We kept Googling for a way to pull radio station streams off the Internet and hand them to a conventional stereo system; we were rewarded for our patience.

The term I meant to look for is digital audio receiver, which covers a multitude of devices that have either an Ethernet or a WiFi input, and component audio output. Most of what I found were devices that depend on a computer you already have on your home network, so you can pull your MP3s or iTunes stored there over the home network to a stereo system with the power and fidelity to rattle your windows.
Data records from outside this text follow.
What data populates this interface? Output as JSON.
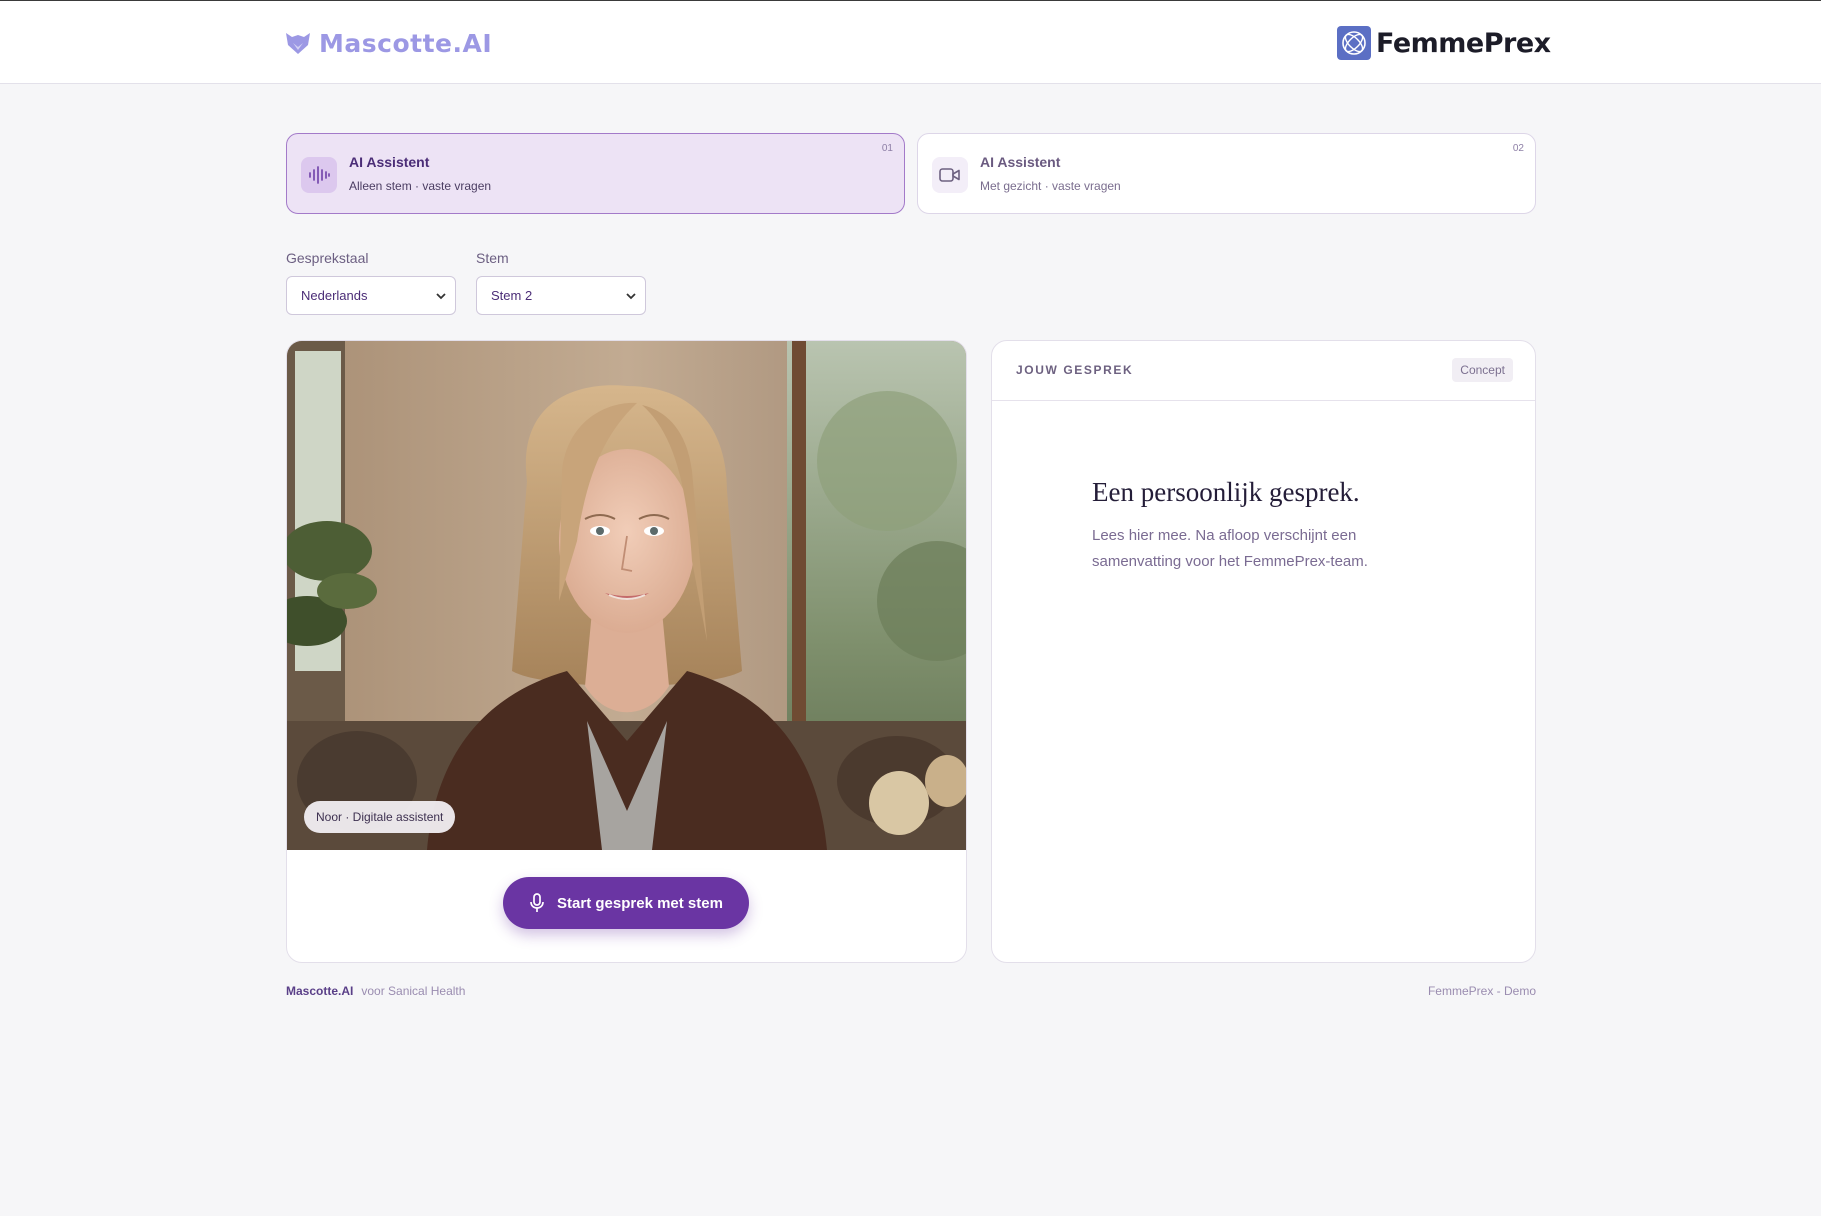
{
  "header": {
    "brand_left": "Mascotte.AI",
    "brand_right": "FemmePrex"
  },
  "modes": [
    {
      "title": "AI Assistent",
      "subtitle": "Alleen stem · vaste vragen",
      "number": "01",
      "icon": "waveform-icon",
      "active": true
    },
    {
      "title": "AI Assistent",
      "subtitle": "Met gezicht · vaste vragen",
      "number": "02",
      "icon": "video-camera-icon",
      "active": false
    }
  ],
  "settings": {
    "language_label": "Gesprekstaal",
    "language_value": "Nederlands",
    "voice_label": "Stem",
    "voice_value": "Stem 2"
  },
  "video": {
    "name_badge": "Noor · Digitale assistent",
    "start_button": "Start gesprek met stem"
  },
  "conversation": {
    "header_label": "JOUW GESPREK",
    "badge": "Concept",
    "title": "Een persoonlijk gesprek.",
    "body": "Lees hier mee. Na afloop verschijnt een samenvatting voor het FemmePrex-team."
  },
  "footer": {
    "brand": "Mascotte.AI",
    "tagline": "voor Sanical Health",
    "right": "FemmePrex - Demo"
  },
  "colors": {
    "accent": "#6a35a3",
    "active_card_bg": "#ede3f5",
    "page_bg": "#f6f6f8",
    "brand_left": "#9c98e4"
  }
}
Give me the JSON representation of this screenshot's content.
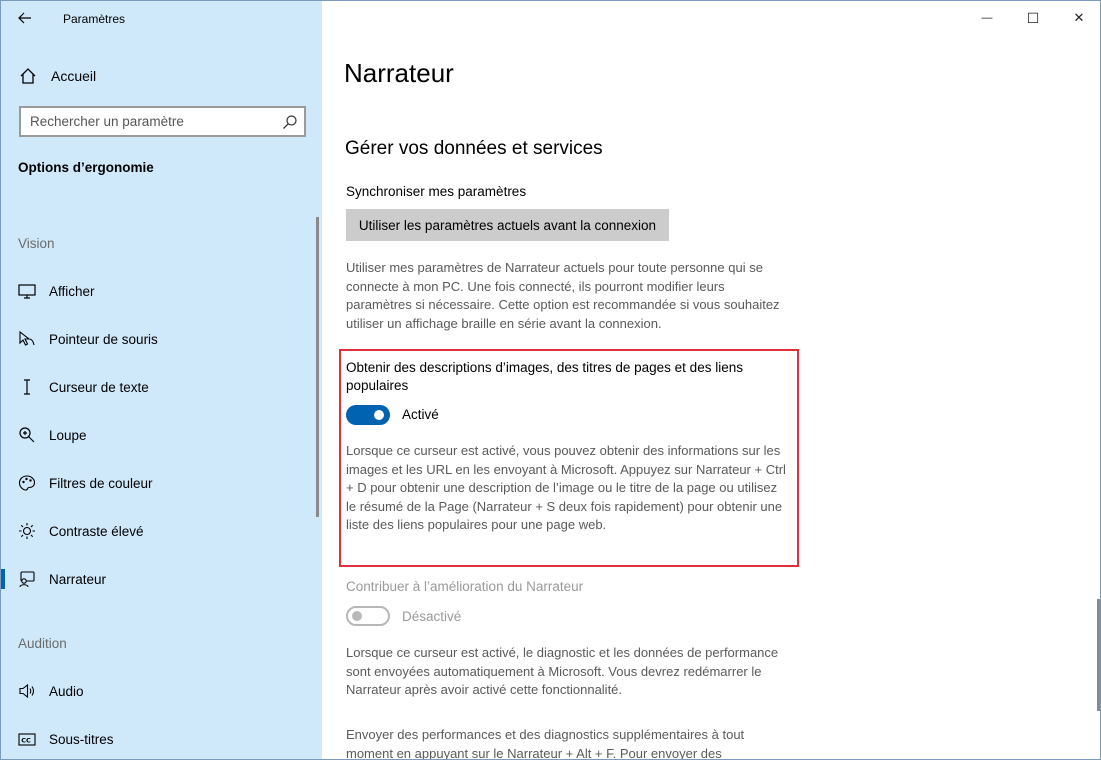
{
  "window": {
    "app_title": "Paramètres",
    "back_icon": "back-arrow-icon",
    "minimize_glyph": "—",
    "maximize_glyph": "☐",
    "close_glyph": "✕"
  },
  "sidebar": {
    "home_label": "Accueil",
    "search_placeholder": "Rechercher un paramètre",
    "section_title": "Options d’ergonomie",
    "groups": [
      {
        "label": "Vision",
        "items": [
          {
            "label": "Afficher",
            "icon": "monitor-icon"
          },
          {
            "label": "Pointeur de souris",
            "icon": "mouse-pointer-icon"
          },
          {
            "label": "Curseur de texte",
            "icon": "text-cursor-icon"
          },
          {
            "label": "Loupe",
            "icon": "magnifier-icon"
          },
          {
            "label": "Filtres de couleur",
            "icon": "color-filter-icon"
          },
          {
            "label": "Contraste élevé",
            "icon": "brightness-icon"
          },
          {
            "label": "Narrateur",
            "icon": "narrator-icon",
            "active": true
          }
        ]
      },
      {
        "label": "Audition",
        "items": [
          {
            "label": "Audio",
            "icon": "speaker-icon"
          },
          {
            "label": "Sous-titres",
            "icon": "closed-captions-icon"
          }
        ]
      }
    ]
  },
  "main": {
    "page_title": "Narrateur",
    "section_title": "Gérer vos données et services",
    "sync": {
      "label": "Synchroniser mes paramètres",
      "button_label": "Utiliser les paramètres actuels avant la connexion",
      "description": "Utiliser mes paramètres de Narrateur actuels pour toute personne qui se connecte à mon PC. Une fois connecté, ils pourront modifier leurs paramètres si nécessaire. Cette option est recommandée si vous souhaitez utiliser un affichage braille en série avant la connexion."
    },
    "image_descriptions": {
      "label": "Obtenir des descriptions d’images, des titres de pages et des liens populaires",
      "toggle_on": true,
      "toggle_state": "Activé",
      "description": "Lorsque ce curseur est activé, vous pouvez obtenir des informations sur les images et les URL en les envoyant à Microsoft. Appuyez sur Narrateur + Ctrl + D pour obtenir une description de l’image ou le titre de la page ou utilisez le résumé de la Page (Narrateur + S deux fois rapidement) pour obtenir une liste des liens populaires pour une page web."
    },
    "improve_narrator": {
      "label": "Contribuer à l’amélioration du Narrateur",
      "toggle_on": false,
      "toggle_state": "Désactivé",
      "description": "Lorsque ce curseur est activé, le diagnostic et les données de performance sont envoyées automatiquement à Microsoft. Vous devrez redémarrer le Narrateur après avoir activé cette fonctionnalité."
    },
    "extra_description": "Envoyer des performances et des diagnostics supplémentaires à tout moment en appuyant sur le Narrateur + Alt + F. Pour envoyer des"
  },
  "colors": {
    "sidebar_bg": "#cfe8fa",
    "accent": "#0063b1",
    "highlight_border": "#e0313a"
  }
}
These devices need an application installed on the computer to direct the audio output over your home network to the device. As cheap as $49 if you are willing to stick with Bill Gates's abominations, from the various flavors of crippling DRM to the distasteful and permeable Windows itself.

Pay a lot more if you want Sony to give you a DAR with more features and flexibility, but Brother, beware that rootkit.
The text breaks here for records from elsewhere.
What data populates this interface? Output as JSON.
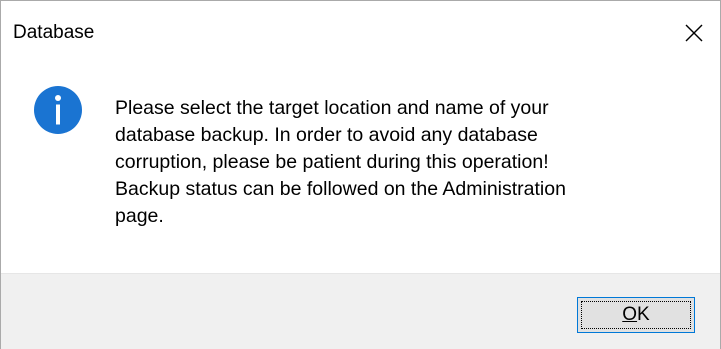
{
  "window": {
    "title": "Database",
    "close_icon": "close-icon"
  },
  "content": {
    "icon": "info-icon",
    "icon_color": "#1a74d2",
    "message_lines": [
      "Please select the target location and name of your",
      "database backup. In order to avoid any database",
      "corruption, please be patient during this operation!",
      "Backup status can be followed on the Administration",
      "page."
    ]
  },
  "buttons": {
    "ok_mnemonic": "O",
    "ok_rest": "K",
    "accent": "#0078d7"
  }
}
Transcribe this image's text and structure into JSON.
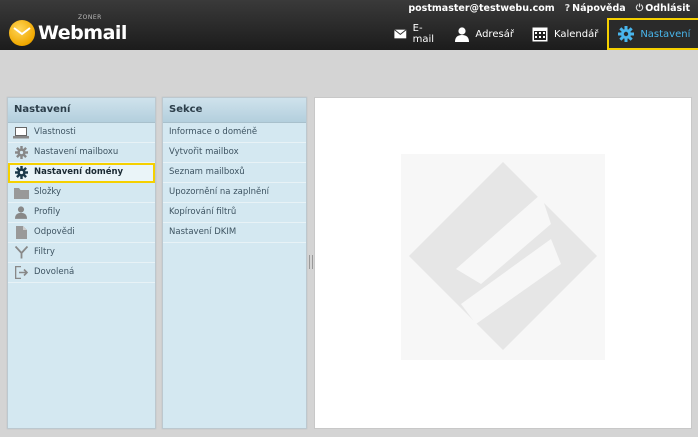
{
  "header": {
    "user_email": "postmaster@testwebu.com",
    "help_label": "Nápověda",
    "logout_label": "Odhlásit",
    "logo_text": "Webmail",
    "logo_brand": "ZONER",
    "nav": [
      {
        "label": "E-mail",
        "icon": "mail-icon"
      },
      {
        "label": "Adresář",
        "icon": "person-icon"
      },
      {
        "label": "Kalendář",
        "icon": "calendar-icon"
      },
      {
        "label": "Nastavení",
        "icon": "gear-icon",
        "active": true
      }
    ]
  },
  "sidebar": {
    "title": "Nastavení",
    "items": [
      {
        "label": "Vlastnosti",
        "icon": "laptop-icon"
      },
      {
        "label": "Nastavení mailboxu",
        "icon": "gear-icon"
      },
      {
        "label": "Nastavení domény",
        "icon": "gear-icon",
        "selected": true
      },
      {
        "label": "Složky",
        "icon": "folder-icon"
      },
      {
        "label": "Profily",
        "icon": "person-icon"
      },
      {
        "label": "Odpovědi",
        "icon": "document-icon"
      },
      {
        "label": "Filtry",
        "icon": "filter-icon"
      },
      {
        "label": "Dovolená",
        "icon": "exit-icon"
      }
    ]
  },
  "sections": {
    "title": "Sekce",
    "items": [
      {
        "label": "Informace o doméně"
      },
      {
        "label": "Vytvořit mailbox"
      },
      {
        "label": "Seznam mailboxů"
      },
      {
        "label": "Upozornění na zaplnění"
      },
      {
        "label": "Kopírování filtrů"
      },
      {
        "label": "Nastavení DKIM"
      }
    ]
  },
  "colors": {
    "accent_blue": "#49b6ec",
    "highlight_yellow": "#f5d000",
    "panel_bg": "#d4e8f1"
  }
}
In this respect, to me, digital audio receiver is a misnomer. The computer is the receiver, the player is just a stream interface between it and your stereo.

I need no access to the MP3s on my computers---got that already on a satisfactory standalone device. I don't subscribe to iTunes or Rhapsody or suchlike either. What I'm hurting for is realtime streaming of the AM stations or hosts that this here brick shanty and its surrounding rolling prairie and electric windmills block out, or the FM stations that I read passably in the car but come in fringy at home.

Call me anachronistic, but a fixed, cabled digital communications medium should provide better service than a mobile analog one.

What I had more in mind was a stripped 'puter, with stripped browser, that connects to various radio stations with an interface borrowed from WinAmp, independently accessing the Internet through the home network. The user can browse for the programming by category or content, or artist name. All the other puters in the house can be shut down, or busy doing something else.

Hell, load the player's control panel as a webserver on the player, and use a Palm Pilot or Windows handheld, to IR or Bluetooth or WiFi into the player. Once at the control panel, seek a station, program, or tagged content ("what's the talk radio world saying about 'Sam Alito?'"), or history ("who the hell was I listening to at 0300 from Des Moines last Friday?").

If you're so into Glenn Beck that you subscribe, you might be able to load your login credentials into the player so it can listen live directly from Glenn's site, or let you browse his archived material.

If Nullsoft marketed a player like this, even if it served only the same content WinAmp could access (including the video), for around $75, I'd buy one and even hardwire it to my router. This player could probably run on the Palm OS itself, needing no disk, just some flash memory and lotsa buffer.

Suffice it to say the market hasn't yet gotten where I want it, but they're getting close.

Update, 20Nov: CabinetMan asks, "Why don't you just recycle an older notebook computer?" Cuz there's no money in it.